Wednesday, March 24, 2021

A Cruel Deception by Charles Todd

First Line: England, Late March, 1919. I was changing the surgical dressing on a patient in Ward 3 when Matron sent for me.
Representatives from the Allied governments have gathered in Paris to put the final touches on the Peace Treaty that will officially end World War I, but bitter disagreements have already broken out. Bess Crawford is sent to Paris on a personal mission for the Matron of the London headquarters of the Queen Alexandra's, of which Bess is a part. Bess would much rather stay and work with the severely wounded in England, but she can't refuse Matron.
She has been asked to find Matron's son, Lawrence Minton, who has gone missing from his duties at the peace talks. Contrary to what she expected, Bess finds that Minton is a very disturbed man who is well on the way to becoming addicted to opiates. He doesn't care if he lives or dies. Bess is convinced that something haunts him, and that he must somehow be brought to face that event before it destroys him completely.
Many readers may have expected Charles Todd's Bess Crawford series to end when World War I ended, but this writing team has continued Bess's adventures in order to create a portrait that illuminates the cost of war on human lives—the lingering pain and horror that no armistice or peace treaty can assuage. Bess has continued her nursing, working with severely wounded soldiers, but in A Cruel Deception, she finds herself thinking about what else she might want to do with her life. She also finds herself thinking about Simon Brandon who seems to be on holiday in Scotland-- and a mysterious woman might be involved. I imagine that I'm not the only fan of this series who's wanted Bess to start thinking more seriously about Simon. Who knows? We may be getting our wish.
Another thing that Charles Todd deals with so well in this series is how Bess has gotten used to living her own life and making her own decisions without deferring to her family. This is something many women in this time period found themselves doing for the first time, and they liked it.
This series often deals with various issues wounded soldiers had to face, and in A Cruel Deception, it's the anguish of mental trauma, that most difficult affliction for most people to understand or to even begin to deal with.

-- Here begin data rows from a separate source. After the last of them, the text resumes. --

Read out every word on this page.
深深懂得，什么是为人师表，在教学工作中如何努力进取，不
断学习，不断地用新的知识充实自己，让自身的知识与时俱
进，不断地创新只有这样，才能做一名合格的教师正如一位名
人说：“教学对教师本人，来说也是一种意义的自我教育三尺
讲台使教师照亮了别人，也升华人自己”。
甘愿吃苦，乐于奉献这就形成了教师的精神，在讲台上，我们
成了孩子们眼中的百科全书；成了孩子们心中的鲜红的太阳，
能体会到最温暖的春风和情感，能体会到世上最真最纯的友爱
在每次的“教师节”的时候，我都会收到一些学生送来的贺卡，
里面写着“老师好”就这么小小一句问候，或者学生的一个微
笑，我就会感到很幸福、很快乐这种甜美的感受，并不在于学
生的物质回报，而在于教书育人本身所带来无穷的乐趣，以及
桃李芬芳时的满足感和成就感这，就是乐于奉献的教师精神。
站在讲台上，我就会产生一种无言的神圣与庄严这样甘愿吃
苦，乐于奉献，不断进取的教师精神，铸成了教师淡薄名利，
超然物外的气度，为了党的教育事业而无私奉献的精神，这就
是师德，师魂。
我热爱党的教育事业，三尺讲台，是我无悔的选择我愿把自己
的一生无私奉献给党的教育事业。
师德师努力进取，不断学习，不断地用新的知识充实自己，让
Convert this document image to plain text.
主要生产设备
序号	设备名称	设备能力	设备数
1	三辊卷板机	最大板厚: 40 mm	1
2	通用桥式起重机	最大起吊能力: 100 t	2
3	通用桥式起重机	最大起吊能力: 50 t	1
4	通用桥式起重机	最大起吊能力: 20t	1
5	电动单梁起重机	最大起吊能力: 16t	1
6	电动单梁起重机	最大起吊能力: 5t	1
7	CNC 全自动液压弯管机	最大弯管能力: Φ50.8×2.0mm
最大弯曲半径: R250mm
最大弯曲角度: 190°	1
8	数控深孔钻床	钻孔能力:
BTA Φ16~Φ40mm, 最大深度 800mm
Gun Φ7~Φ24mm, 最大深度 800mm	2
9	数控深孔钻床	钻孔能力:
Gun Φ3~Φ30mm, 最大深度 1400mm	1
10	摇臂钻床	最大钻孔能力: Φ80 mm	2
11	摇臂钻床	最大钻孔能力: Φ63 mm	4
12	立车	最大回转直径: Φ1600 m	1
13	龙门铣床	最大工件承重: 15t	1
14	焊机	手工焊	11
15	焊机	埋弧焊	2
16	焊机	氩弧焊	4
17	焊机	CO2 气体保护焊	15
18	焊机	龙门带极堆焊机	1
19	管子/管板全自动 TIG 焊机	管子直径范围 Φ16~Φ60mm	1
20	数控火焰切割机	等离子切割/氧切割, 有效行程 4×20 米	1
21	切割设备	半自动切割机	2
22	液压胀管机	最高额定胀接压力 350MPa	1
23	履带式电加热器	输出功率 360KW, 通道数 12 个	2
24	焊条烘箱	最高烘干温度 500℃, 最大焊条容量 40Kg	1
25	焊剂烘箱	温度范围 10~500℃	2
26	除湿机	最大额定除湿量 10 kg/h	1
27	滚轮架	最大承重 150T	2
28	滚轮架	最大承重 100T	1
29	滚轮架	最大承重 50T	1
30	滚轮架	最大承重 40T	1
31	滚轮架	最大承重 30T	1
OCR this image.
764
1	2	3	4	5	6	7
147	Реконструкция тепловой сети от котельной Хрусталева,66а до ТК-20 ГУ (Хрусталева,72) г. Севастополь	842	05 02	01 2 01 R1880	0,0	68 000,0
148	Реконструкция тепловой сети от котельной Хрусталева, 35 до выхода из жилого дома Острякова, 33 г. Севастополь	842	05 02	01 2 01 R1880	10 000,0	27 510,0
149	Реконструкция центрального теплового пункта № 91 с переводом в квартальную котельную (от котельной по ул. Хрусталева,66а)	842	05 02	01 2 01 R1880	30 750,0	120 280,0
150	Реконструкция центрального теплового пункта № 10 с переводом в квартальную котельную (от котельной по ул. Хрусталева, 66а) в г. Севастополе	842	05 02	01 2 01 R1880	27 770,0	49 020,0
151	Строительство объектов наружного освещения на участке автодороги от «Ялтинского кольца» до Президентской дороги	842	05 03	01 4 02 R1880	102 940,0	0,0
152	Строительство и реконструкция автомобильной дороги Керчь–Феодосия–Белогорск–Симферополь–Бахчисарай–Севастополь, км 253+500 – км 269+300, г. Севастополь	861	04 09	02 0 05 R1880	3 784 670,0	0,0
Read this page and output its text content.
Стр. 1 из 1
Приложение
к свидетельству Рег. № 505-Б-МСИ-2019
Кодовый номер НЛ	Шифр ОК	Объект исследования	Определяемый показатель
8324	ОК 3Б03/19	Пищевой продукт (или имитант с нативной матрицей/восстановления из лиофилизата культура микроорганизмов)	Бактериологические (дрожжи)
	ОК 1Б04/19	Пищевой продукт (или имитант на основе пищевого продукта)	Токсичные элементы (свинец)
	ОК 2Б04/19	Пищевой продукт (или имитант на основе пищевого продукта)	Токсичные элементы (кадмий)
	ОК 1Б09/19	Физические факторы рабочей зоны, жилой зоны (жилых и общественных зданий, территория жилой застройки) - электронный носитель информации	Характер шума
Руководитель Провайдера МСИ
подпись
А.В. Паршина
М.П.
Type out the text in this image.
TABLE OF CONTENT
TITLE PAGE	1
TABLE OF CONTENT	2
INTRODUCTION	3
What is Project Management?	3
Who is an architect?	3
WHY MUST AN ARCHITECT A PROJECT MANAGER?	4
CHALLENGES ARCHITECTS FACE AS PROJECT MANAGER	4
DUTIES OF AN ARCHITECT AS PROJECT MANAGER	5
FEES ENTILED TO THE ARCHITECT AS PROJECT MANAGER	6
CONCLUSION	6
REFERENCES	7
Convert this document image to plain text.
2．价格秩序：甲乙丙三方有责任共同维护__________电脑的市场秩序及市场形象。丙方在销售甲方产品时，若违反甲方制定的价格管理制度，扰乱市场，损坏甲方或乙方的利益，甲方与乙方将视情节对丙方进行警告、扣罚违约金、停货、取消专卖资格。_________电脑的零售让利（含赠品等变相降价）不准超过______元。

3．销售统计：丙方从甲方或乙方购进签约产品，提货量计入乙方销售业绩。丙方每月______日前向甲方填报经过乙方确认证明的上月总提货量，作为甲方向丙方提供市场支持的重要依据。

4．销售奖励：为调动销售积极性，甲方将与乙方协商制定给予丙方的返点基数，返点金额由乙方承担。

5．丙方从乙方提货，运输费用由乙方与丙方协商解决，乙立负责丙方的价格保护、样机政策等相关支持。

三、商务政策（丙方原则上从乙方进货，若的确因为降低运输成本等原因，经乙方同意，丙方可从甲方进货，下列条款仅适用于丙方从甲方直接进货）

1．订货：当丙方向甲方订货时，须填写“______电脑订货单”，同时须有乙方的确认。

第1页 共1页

Here, what we now call PTSD is treated with sensitivity and understanding as Bess tries to find out why someone is attacking both Minton and herself, as well as learning what happened to Minton that makes him want to destroy himself. It's another tale well told, and I'm looking forward to the next time I meet Bess.  
A Cruel Deception by Charles Todd
eISBN: 9780062859860
William Morrow © 2019
eBook, 336 pages

Historical Mystery, #11 Bess Crawford mystery
Rating: B+
Source: Purchased from Amazon.


  1. I do like the Bess Crawford character, Cathy. And I think the Todd team does a really find job with evoking time, place, and culture with both of their series. They're also able to talk about some of the larger issues without bogging stories down. This one's a solid series, and I'm glad you enjoyed this entry.

    1. I've enjoyed the entire series. I'll be reading the next one, An Irish Hostage, soon.

  2. I haven't caught up with Bess Crawford for a while. Looks like I have several books to get through now.